14 DAY TRIAL // A mobile banking trojan has just evolved, and while security researchers are quite impressed with the malware author's ingenuity, we, users, aren't that happy to find out that voice-based two-factor authentication (2FA) is not as safe as it once used to be.
Two-factor authentication is an extra layer of protection added on top of classic username-password combos. 2FA relies on a "second factor," which in most cases is a second one-time password sent to users via SMS messages.
Most companies like Google, Facebook, Microsoft, or Twitter have such a system in place, along with online banking portals and other critical-service businesses.

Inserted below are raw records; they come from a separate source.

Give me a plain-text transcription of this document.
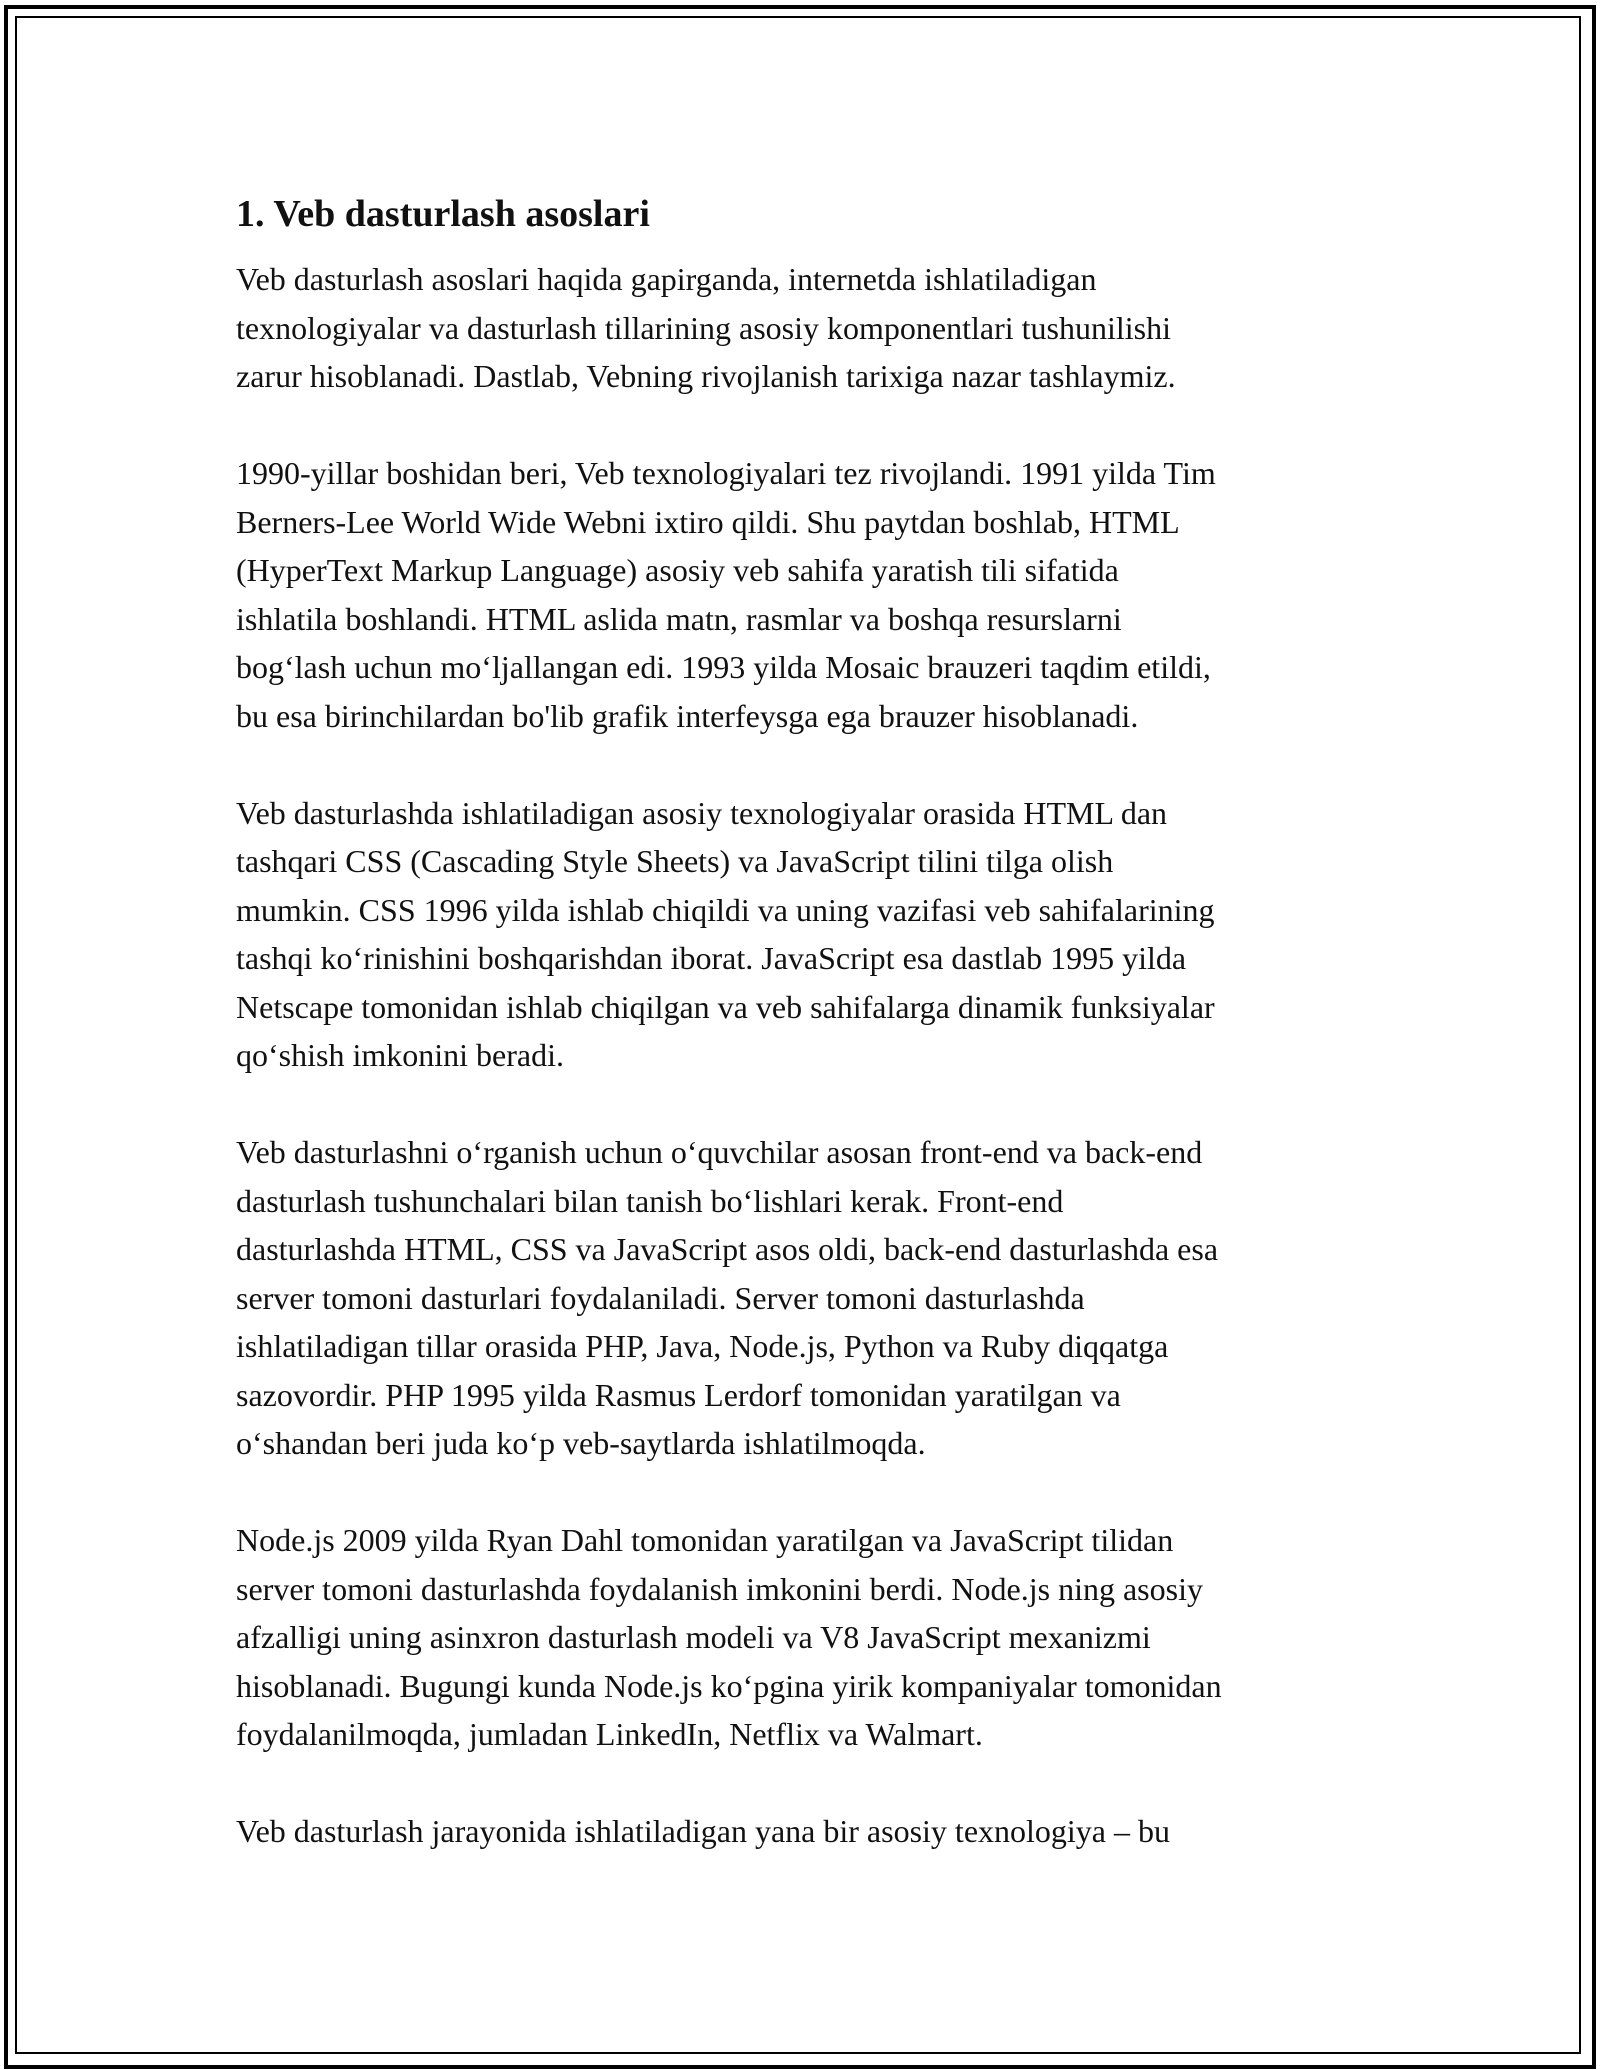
1. Veb dasturlash asoslari
Veb dasturlash asoslari haqida gapirganda, internetda ishlatiladigan
texnologiyalar va dasturlash tillarining asosiy komponentlari tushunilishi
zarur hisoblanadi. Dastlab, Vebning rivojlanish tarixiga nazar tashlaymiz.
1990-yillar boshidan beri, Veb texnologiyalari tez rivojlandi. 1991 yilda Tim
Berners-Lee World Wide Webni ixtiro qildi. Shu paytdan boshlab, HTML
(HyperText Markup Language) asosiy veb sahifa yaratish tili sifatida
ishlatila boshlandi. HTML aslida matn, rasmlar va boshqa resurslarni
bog‘lash uchun mo‘ljallangan edi. 1993 yilda Mosaic brauzeri taqdim etildi,
bu esa birinchilardan bo'lib grafik interfeysga ega brauzer hisoblanadi.
Veb dasturlashda ishlatiladigan asosiy texnologiyalar orasida HTML dan
tashqari CSS (Cascading Style Sheets) va JavaScript tilini tilga olish
mumkin. CSS 1996 yilda ishlab chiqildi va uning vazifasi veb sahifalarining
tashqi ko‘rinishini boshqarishdan iborat. JavaScript esa dastlab 1995 yilda
Netscape tomonidan ishlab chiqilgan va veb sahifalarga dinamik funksiyalar
qo‘shish imkonini beradi.
Veb dasturlashni o‘rganish uchun o‘quvchilar asosan front-end va back-end
dasturlash tushunchalari bilan tanish bo‘lishlari kerak. Front-end
dasturlashda HTML, CSS va JavaScript asos oldi, back-end dasturlashda esa
server tomoni dasturlari foydalaniladi. Server tomoni dasturlashda
ishlatiladigan tillar orasida PHP, Java, Node.js, Python va Ruby diqqatga
sazovordir. PHP 1995 yilda Rasmus Lerdorf tomonidan yaratilgan va
o‘shandan beri juda ko‘p veb-saytlarda ishlatilmoqda.
Node.js 2009 yilda Ryan Dahl tomonidan yaratilgan va JavaScript tilidan
server tomoni dasturlashda foydalanish imkonini berdi. Node.js ning asosiy
afzalligi uning asinxron dasturlash modeli va V8 JavaScript mexanizmi
hisoblanadi. Bugungi kunda Node.js ko‘pgina yirik kompaniyalar tomonidan
foydalanilmoqda, jumladan LinkedIn, Netflix va Walmart.
Veb dasturlash jarayonida ishlatiladigan yana bir asosiy texnologiya – bu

Android malware was already capable of stealing 2FA SMS codes
In recent years, mobile malware has been developed to crack the security of 2FA systems by intercepting SMS messages and also sending their content to fraudsters.
For this reason, 2FA was upgraded to send users the one-time password via voice calls as well, when technically possible. In this scenario, an automated robot calls your phone and speaks out loud the one-time password's numbers and letters.

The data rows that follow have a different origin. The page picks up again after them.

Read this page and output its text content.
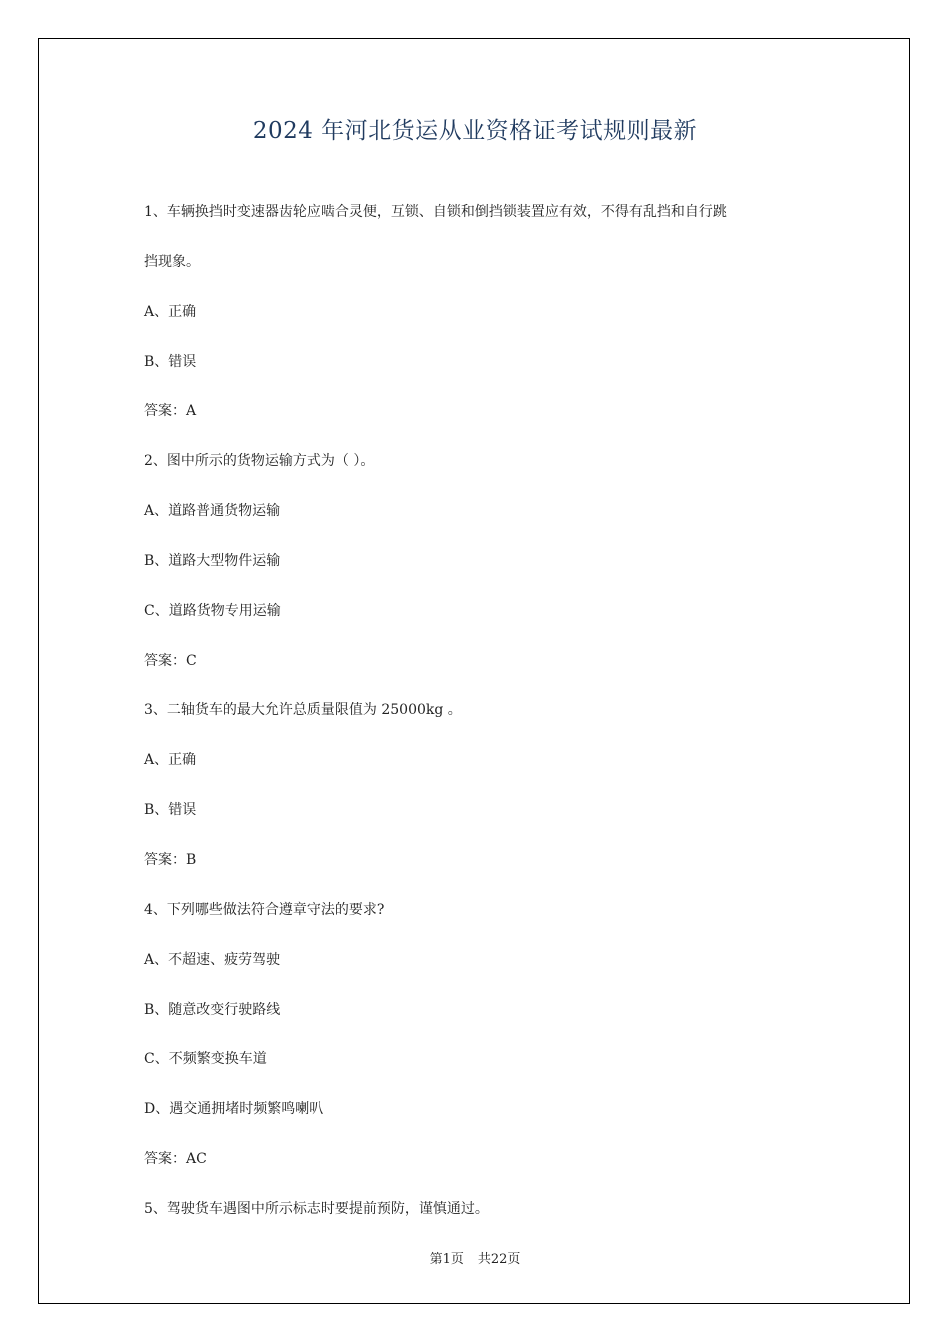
2024 年河北货运从业资格证考试规则最新
1、车辆换挡时变速器齿轮应啮合灵便，互锁、自锁和倒挡锁装置应有效，不得有乱挡和自行跳
挡现象。
A、正确
B、错误
答案：A
2、图中所示的货物运输方式为（ ）。
A、道路普通货物运输
B、道路大型物件运输
C、道路货物专用运输
答案：C
3、二轴货车的最大允许总质量限值为 25000kg 。
A、正确
B、错误
答案：B
4、下列哪些做法符合遵章守法的要求?
A、不超速、疲劳驾驶
B、随意改变行驶路线
C、不频繁变换车道
D、遇交通拥堵时频繁鸣喇叭
答案：AC
5、驾驶货车遇图中所示标志时要提前预防，谨慎通过。
第1页 共22页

According to Symantec's researchers, an older Android mobile banking trojan has received an update that allows it to intercept these calls and listen on the one-time 2FA code.
Android.Bankosy only targets the users in the Asia Pacific region
Known under the name of Android.Bankosy, this malware was nothing out of the ordinary before receiving this update. The malware infected users via third-party apps, collected data about the victim, sent it to a C&C server, and then logged credentials for financial apps. If needed, Android.Bankosy was capable of intercepting SMS messages to steal 2FA codes.
As Symantec explains, the recent update it has received also allows it to intercept 2FA voice codes by temporarily forwarding voice calls to the attacker's phone number.
This feature has been added only for some Asian countries, where the attacker can easily set up call forwarding on the phone by entering and calling the "*21*[DESTINATION NUMBER]#" access code.
After the attacker acquires the 2FA code sent via the voice call and rerouted to their phone, they can instruct (via the C&C server) the target's smartphone to disable call forwarding by calling "#21#".
Since Android.Bankosy can also lock the phone and put it on silent while sneakily forwarding your calls, this attack can go unnoticed if the user is not interacting with the phone at that particular moment.